Photo Marcelo Caroll (Clarín) |
L’hôtel Bauen était un fleuron de l’économie coopérative et de la militance ouvriériste depuis dix-sept ans. Cet hôtel cinq étoiles, ouvert pour accueillir les touristes de la Coupe du monde de football en 1978, avait fait faillite, sous sa forme d’entreprise privée en février 2001. L’hôtel passa brièvement à un autre propriétaire, Mercoteles S. A., avant d’être occupés, en 2003, par un groupe de salariés qui refusaient la fermeture à la suite de l’effondrement économique national de Noël 2001.
Ces salariés s’organisèrent en coopérative ouvrière pour continuer l’activité touristique et gastronomique. Une longue bataille judiciaire s’est engagé à l’initiative de Mercoteles désireux de rentrer en jouissance de son bien dont il refusait qu’il reste un hôtel. Or il s’agit d’une belle tour de 60 mètres d’altitude, pour vingt étages et 220 chambres et suites.
Pendant toutes ces années, le Bauen a survécu en développant trois activités : l’hôtellerie de standing, le bar-restaurant (où je me souviens d’avoir un jour pris une consommation, après quelques courses dans la librairie du trottoir d’en face) et un grand et bel auditorium, où se sont produits plusieurs musiciens populaires, de tango, de rock, de jazz et de folklore.
Sous le mandat présidentiel de Mauricio Macri, (droite libérale façon Thatcher), la coopérative avait obtenu le vote au Congrès d’une loi d’expropriation de Mercoteles mais, sans surprise, le président posa son veto pour favoriser la société anonyme malgré la longueur de la résistance ouvrière et la preuve que les salariés avait apporté de la soutenabilité de l’hôtel.
La pandémie et tous ses phases de confinement ont finalement eu raison de l’entreprise. D’autant que la Cour suprême, composées de juges dont le penchant à droite est un secret de Polichinelle, venait de donner raison à Mercoteles et avait ordonné l’expulsion de la coopérative pour le mois de décembre.
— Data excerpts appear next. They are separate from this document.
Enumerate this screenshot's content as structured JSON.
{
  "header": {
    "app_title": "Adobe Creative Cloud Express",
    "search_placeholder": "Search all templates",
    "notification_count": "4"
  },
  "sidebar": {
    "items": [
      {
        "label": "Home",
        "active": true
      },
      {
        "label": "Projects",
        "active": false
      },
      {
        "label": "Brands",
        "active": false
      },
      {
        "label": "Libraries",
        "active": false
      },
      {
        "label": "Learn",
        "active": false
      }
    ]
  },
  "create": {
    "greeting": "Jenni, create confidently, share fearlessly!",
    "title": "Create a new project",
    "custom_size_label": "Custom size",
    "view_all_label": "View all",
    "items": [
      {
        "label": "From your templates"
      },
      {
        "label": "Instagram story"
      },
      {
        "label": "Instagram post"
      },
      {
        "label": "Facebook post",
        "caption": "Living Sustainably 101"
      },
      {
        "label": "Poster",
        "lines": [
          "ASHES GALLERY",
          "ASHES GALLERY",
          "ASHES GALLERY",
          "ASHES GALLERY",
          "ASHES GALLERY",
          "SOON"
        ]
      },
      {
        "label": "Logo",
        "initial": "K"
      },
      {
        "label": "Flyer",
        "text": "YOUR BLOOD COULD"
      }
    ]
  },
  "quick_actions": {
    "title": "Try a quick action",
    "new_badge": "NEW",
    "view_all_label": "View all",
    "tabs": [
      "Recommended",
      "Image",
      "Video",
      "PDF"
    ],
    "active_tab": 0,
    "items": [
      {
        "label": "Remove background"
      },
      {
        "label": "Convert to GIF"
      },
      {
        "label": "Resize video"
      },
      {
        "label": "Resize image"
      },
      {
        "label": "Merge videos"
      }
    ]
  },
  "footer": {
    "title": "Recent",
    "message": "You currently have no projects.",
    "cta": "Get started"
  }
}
Depuis quelques jours, celle-ci avait donc sorti dans le hall et sur le trottoir tout le matériel de l’hôtel, du restaurant, des cuisines et même de l’auditorium pour le vendre au plus offrant et payer ses créanciers, afin de garder une capacité de redémarrer une activité ailleurs plus tard. Tout est parti à des prix dérisoires.